Z dokumentów wynika, że w latach 1942-47 miała miejsce nie rzeź Polaków, ale wojna polsko-ukraińska i to Polacy dopuszczali się przestępstw wobec ludności pochodzenia ukraińskiego. Zdaniem części historyków, materiały te zostały spreparowane po wojnie. Ukraiński IPN, w ślad za swoim szefem, od dawna kwestionuje polskie stanowisko dotyczące ludobójstwa na Wołyniu.
Czytaj też:
Szef ukraińskiego IPN kwestionuje skalę ludobójstwa na Wołyniu
Lansowana jest teza o drugiej wojnie polsko-ukraińskiej. "Nasilenie wzajemnej konfrontacji, próby negocjacji między podziemnymi strukturami obu narodów, a nawet współpracy. Wszystko to znajduje odzwierciedlenie w źródłach ukraińskich" - twierdzi tamtejszy IPN. Wydarzenia na terenie Wołynia i Wschodniej Galicji określane są mianem "zbrojnej konfrontacji regularnych i partyzanckich sił, w którym aktywny udział wzięła również ludność cywilna". Zdaniem Wiatrowycza, szefa Instytutu Pamięci Narodowej, obecnie działania obu stron mogą być klasyfikowane jako "zbrodnie wojenne". Popełniane wówczas okrucieństwa w jego interpretacji często były sposobem na "rozwiązywanie nieporozumień" między zamieszkującymi te rejony Polakami i Ukraińcami.

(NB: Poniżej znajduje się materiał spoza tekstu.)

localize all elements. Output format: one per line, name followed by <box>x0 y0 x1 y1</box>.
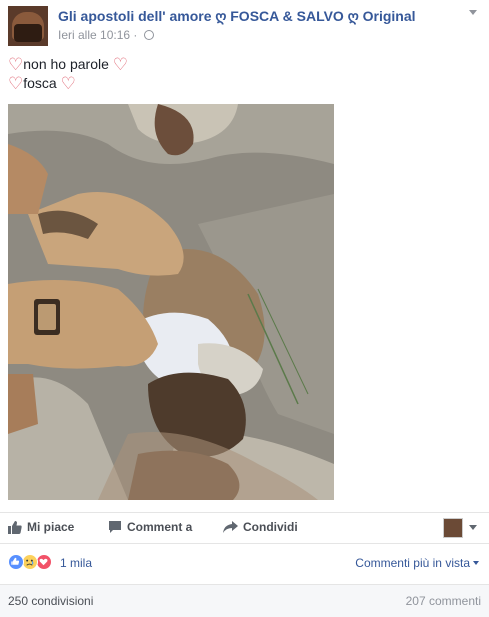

Wśród opublikowanych dokumentów znalazły się m.in. sprawozdania z walk Ukraińskiej Powstańczej Armii, która odpowiadała za eksterminację polskiej ludności. "Dnia 6 lipca, 1943 roku. Trzy oddziały UPA ruszyły do ataku na wieś Huta, gdzie mieściły się zbrojne polskie bandy, stanowiące zagrożenie dla miejscowej ludności ukraińskiej, dopuszczające się mordów i kradzieży" - można przeczytać w jednym z dokumentów. W archiwum znaleźć można także odezwy ukraińskich nacjonalistów skierowane do Polaków, w których wzywają oni do zaprzestania walk przeciwko Ukraińcom i wspólnej walki "z radzieckimi i niemieckimi okupantami".
Upublicznione dokumenty znajdują się na stronie internetowej ukraińskiego IPN.